VALRICO — A long-awaited flooding fix for homeowners in the Stearns Road neighborhood got under way in May, but not everyone was celebrating.
Fred Fox, who moved to a shady parcel on Stearns Road about a decade ago, watched last week as a tree service crew whacked away at a towering oak measuring nearly 4 feet in diameter. A truck bearing severed tree trunks rumbled by on its way to a dumping ground at the end of Little Stearns Road.
"That's the reason we moved here," Fox said, pointing to trees that have taken the better part of a century to brush the sky.
A retired news photographer, Fox has a collection of photographs of the many barred owls that nest in trees behind his house and, he believes, elsewhere in the neighborhood. He said the trees also provide valuable habitat for hawks, foxes and other wildlife.
Not all neighbors rued the tree loss, however. Several said better drainage is more important than tree preservation.
"If they don't do something, eventually one day we'll flood out," said Catherine Rouse, who has lived on Stearns Road since 1976. "I guess they have to do what they have to do."
The tree removal is part of a $2.5 million Hillsborough County drainage project intended to address highly publicized flooding problems on Hillgrove Road, which connects Stearns Road to Bloomingdale Avenue. Homeowners there and on Stearns Road complained of saturated yards that caused prolonged septic tank failures after two shopping centers were built on each side of Lithia-Pinecrest Road, just south of Bloomingdale Avenue, in 2003.

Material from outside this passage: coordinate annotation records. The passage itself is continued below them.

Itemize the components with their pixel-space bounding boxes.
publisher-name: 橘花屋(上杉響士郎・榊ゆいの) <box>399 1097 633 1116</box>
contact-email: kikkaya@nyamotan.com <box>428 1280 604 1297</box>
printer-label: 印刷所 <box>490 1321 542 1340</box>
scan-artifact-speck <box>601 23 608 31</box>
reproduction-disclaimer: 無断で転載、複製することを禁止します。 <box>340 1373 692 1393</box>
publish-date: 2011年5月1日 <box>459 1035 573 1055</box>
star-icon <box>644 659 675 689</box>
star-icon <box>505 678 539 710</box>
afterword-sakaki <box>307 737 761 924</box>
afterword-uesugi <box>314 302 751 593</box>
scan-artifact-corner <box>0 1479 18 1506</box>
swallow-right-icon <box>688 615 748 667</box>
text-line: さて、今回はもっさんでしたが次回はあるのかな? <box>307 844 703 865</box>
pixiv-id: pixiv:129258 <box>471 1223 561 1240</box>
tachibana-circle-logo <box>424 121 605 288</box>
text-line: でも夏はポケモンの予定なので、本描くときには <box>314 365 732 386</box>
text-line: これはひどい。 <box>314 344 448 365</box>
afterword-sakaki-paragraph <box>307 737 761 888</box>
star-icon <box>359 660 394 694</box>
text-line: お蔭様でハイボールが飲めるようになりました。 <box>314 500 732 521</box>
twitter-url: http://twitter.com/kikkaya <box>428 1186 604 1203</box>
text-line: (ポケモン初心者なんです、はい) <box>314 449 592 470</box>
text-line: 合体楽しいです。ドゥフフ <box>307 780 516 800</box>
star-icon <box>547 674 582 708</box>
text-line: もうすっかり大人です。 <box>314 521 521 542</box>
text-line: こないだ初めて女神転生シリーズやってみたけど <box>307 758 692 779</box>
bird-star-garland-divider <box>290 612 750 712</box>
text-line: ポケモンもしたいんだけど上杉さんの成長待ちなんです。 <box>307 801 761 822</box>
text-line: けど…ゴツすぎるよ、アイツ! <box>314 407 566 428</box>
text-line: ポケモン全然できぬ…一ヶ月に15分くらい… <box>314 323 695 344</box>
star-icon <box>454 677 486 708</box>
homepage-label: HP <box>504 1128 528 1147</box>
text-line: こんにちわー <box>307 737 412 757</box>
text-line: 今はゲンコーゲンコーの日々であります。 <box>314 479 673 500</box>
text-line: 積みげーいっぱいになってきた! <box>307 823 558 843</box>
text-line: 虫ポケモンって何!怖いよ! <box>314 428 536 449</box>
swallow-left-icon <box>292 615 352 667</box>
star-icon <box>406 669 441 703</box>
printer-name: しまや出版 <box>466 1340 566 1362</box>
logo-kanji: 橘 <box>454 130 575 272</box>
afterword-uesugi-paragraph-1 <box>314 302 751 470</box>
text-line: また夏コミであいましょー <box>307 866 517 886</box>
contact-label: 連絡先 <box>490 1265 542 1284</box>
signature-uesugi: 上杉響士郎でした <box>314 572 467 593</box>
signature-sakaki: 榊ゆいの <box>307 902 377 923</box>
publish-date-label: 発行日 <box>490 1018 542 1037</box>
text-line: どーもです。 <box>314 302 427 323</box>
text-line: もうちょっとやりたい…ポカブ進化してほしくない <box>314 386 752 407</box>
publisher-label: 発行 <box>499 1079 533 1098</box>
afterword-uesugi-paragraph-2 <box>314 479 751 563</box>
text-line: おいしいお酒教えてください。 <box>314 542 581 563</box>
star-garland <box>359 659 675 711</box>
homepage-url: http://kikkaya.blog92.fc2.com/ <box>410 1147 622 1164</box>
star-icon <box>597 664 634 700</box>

The drainage project, scheduled for completion by next spring, includes digging out a wooded lot north of Stearns Road and east of Hillgrove Road to create a pond to collect stormwater runoff. Water from that pond will be piped east along Stearns Road to Little Stearns Road, a narrow dirt road that leads to an 11-acre, grassy parcel that once held a series of fish ponds.
Plans call for the county to create two stormwater ponds on the old fish farm, said county spokesman Steve Valdez. Workers also will widen Little Stearns Road to 30 feet and pave it to allow trucks to access the drainage site.
Fox and other neighbors said county officials had promised to preserve trees when they first broached the project years ago.
Valdez said officials agreed to preserve as many roadside trees as possible, and the county has lived up to that promise. He said there was no agreement about tree preservation on the parcels where ponds will be built. He said an arborist surveyed the construction areas and marked trees to be cut.
"We try to preserve every tree, every place, that we can," Valdez said. "But there are instances where you have to weigh the benefits of the project and the trees. . . . It's either the trees or the project."
Neighbors on Stearns Road said yards often flood after heavy rains.
George Cowles, who has lived on the road for 10 years, said four trees the work crew chopped down in the right of way in front of his house were toppling into a roadside ditch because of erosion. He said he had planned to apply for permits to have them removed.
"They saved me some money," he said.
Other neighbors said beetle infestation and a cycle of drought and flooding had thinned the wooded areas in recent years.
Carl Bowers, who has lived on Little Stearns Road for 26 years, said he welcomes the project because his back yard often floods and he hopes the new ponds will prevent that. Little Stearns Road turns into a little river in heavy rains, he said.
Like Fox, however, he mourns the loss of trees, especially the huge oak that sat on his property line near the intersection of Stearns and Little Stearns roads. He said work crews didn't discuss tree removal before starting the project.
"They took down a big, beautiful oak tree," Bowers said. "They said it was an unhealthy tree. It looked as healthy as any out here."
Doris Meyer, who has lived on Little Stearns Road for 30 years, said the forest that rimmed the old fish farm was mostly scraggly oaks that blocked light from her home.
"We're glad to see some of the trees go," Meyer said. "What they (workers) have done is amazing. It's beautiful, and it's open."
She said the project will benefit the neighborhood and help it retain a quiet, rural feel.
"We didn't want to see a subdivision back there," Meyer said.